Physical Activity and Elderly
A common belief among elderly people is that they are too old for certain things, or that it is too late. Older people often say that they are too old to learn something new, or too sick to be physically active. However, that is rarely the case, especially when it comes to taking care of ourselves. Health is something we must remain vigilant about, as there are many things people of all ages can do to help themselves, especially after facing health issues.
We often report new findings that support the importance of having physical rehabilitation after having surgery or experiencing a different health episode. Physical therapy and rehabilitation directly impact health outcomes after hospital discharge, but this is also an important lesson for just about everyone.
Exercise can benefit anyone and the same goes for older adults. It is unlikely that you will be making free throws on the basketball court, but even mild physical activity is still important. Being fit directly relates to a person’s ability to age in their homes and remain independent for longer. This is the secret to feeling like you’re 65 when you’re 85, but it’s important to start early.

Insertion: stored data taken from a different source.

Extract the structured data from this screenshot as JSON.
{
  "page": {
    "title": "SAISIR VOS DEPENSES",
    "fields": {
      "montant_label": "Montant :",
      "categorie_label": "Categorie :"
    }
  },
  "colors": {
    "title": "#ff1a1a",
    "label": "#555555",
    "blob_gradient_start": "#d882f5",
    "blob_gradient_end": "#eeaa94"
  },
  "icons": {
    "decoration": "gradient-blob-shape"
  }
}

It’s true that Americans are living longer than ever. In the next decade, more than 89 million people will be 65-years-old or older. This is going to be more than double the number of older people in the U.S. in 2011. Fitness can also lead to a longer life, but it’s really more about quality than quantity. It is important to be healthy in order to be able to enjoy these additional years.

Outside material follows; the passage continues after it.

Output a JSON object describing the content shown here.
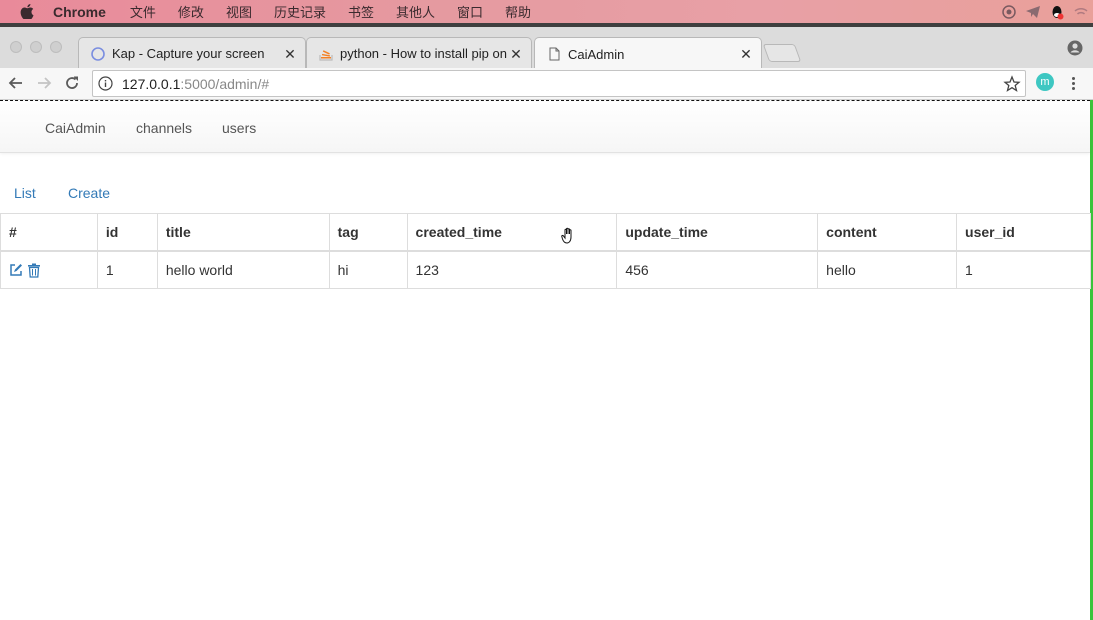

Regular exercise and stretching can reduce risk of falls and broken bones, and it helps people bounce back from medical issues. Older people that have suffered triple bypasses and cancer have found salvation in physical therapy after a health episode, and many continue their commitment to being physically active from there. After all, it does improve your well being mentally, emotionally, as well as physically.
So what qualifies as low intensity exercise? Brisk walking or jogging, for those that are able to jog, and dancing are great aerobic exercises that are generally safe for seniors. Yoga will help keep you limber and flexible and there are many yoga classes designed especially for older people their unique needs. Balance exercise like tai chi can help you prevent falls and remain mentally alert for longer periods.